With good graphics and interesting units, you would think a game like this would easily capture your heart. But perhaps not. Unfortunately the interface is not up to par, which makes the game not only difficult to play, but also maddeningly frustrating at times.

It mostly comes down to the artificial intelligence of the units. If you are attacked by troops and they run up to your wall, your archers can’t seem to figure out to fire down at them. And worse yet, your towers inside the wall figure that the best way to defend your fort is to fire through your wall to hit the enemies behind them. All that does is knock down your walls faster.

It is also difficult to construct walls in the first place. It’s difficult to flip them the correct way so that your archers can climb up onto them. And even if you put a long stretch of wall together, your troops on one section of wall can’t run over to another one. You have to build stairs on each and every section of wall.

Also, if the enemy runs up beside one of your towers, your tower tends to stop firing at it. It just sits there letting the enemy tear it down.

The game’s developers should take a look at Firefly Studio’s Stronghold title if they want to see how to do a castle building and assaulting game right.

Like any real-time strategy game, the real strength of a title shows up in the multiplayer arena. The deficiencies of the game’s AI are less evident here because you are playing with other humans, though you can also take on computer opponents. I did find that after extensive battles with the computer, I learned to compensate for some of the AI’s more obvious flaws, though I can see lots of people getting frustrated long before that point.

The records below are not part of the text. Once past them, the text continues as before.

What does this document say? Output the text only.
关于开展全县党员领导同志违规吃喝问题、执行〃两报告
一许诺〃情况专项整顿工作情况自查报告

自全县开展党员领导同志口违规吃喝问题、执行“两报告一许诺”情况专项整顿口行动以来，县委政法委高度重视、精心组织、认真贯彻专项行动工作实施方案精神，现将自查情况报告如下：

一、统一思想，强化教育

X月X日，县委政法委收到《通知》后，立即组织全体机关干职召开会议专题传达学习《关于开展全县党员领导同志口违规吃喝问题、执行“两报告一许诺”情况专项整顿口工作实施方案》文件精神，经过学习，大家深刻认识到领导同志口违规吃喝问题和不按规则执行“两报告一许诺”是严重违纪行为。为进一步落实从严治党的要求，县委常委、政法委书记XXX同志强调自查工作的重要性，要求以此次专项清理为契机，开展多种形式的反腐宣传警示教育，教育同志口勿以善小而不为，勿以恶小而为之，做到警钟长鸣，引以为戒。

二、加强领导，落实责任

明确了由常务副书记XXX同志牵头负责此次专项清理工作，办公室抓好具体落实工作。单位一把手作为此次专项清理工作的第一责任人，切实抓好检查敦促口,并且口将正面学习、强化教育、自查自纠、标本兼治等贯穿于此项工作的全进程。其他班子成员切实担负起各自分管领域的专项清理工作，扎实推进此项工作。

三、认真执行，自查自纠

If you push on though, the game is rewarding and its pretty fun to set up little mini forts, letting wave after wave of computer opponents hit you. With a tiny improvement to AI path finding, a slightly better way to construct and maintain a wall and an improvement in how towers target enemies and shoot, the game would be close to perfect. As it stands, it gets high scores in every area except gameplay. So the overall score is still a respectable 4 out of 5 GiN Gems, just be prepared to wrestle with the interface as much as your opponent at times.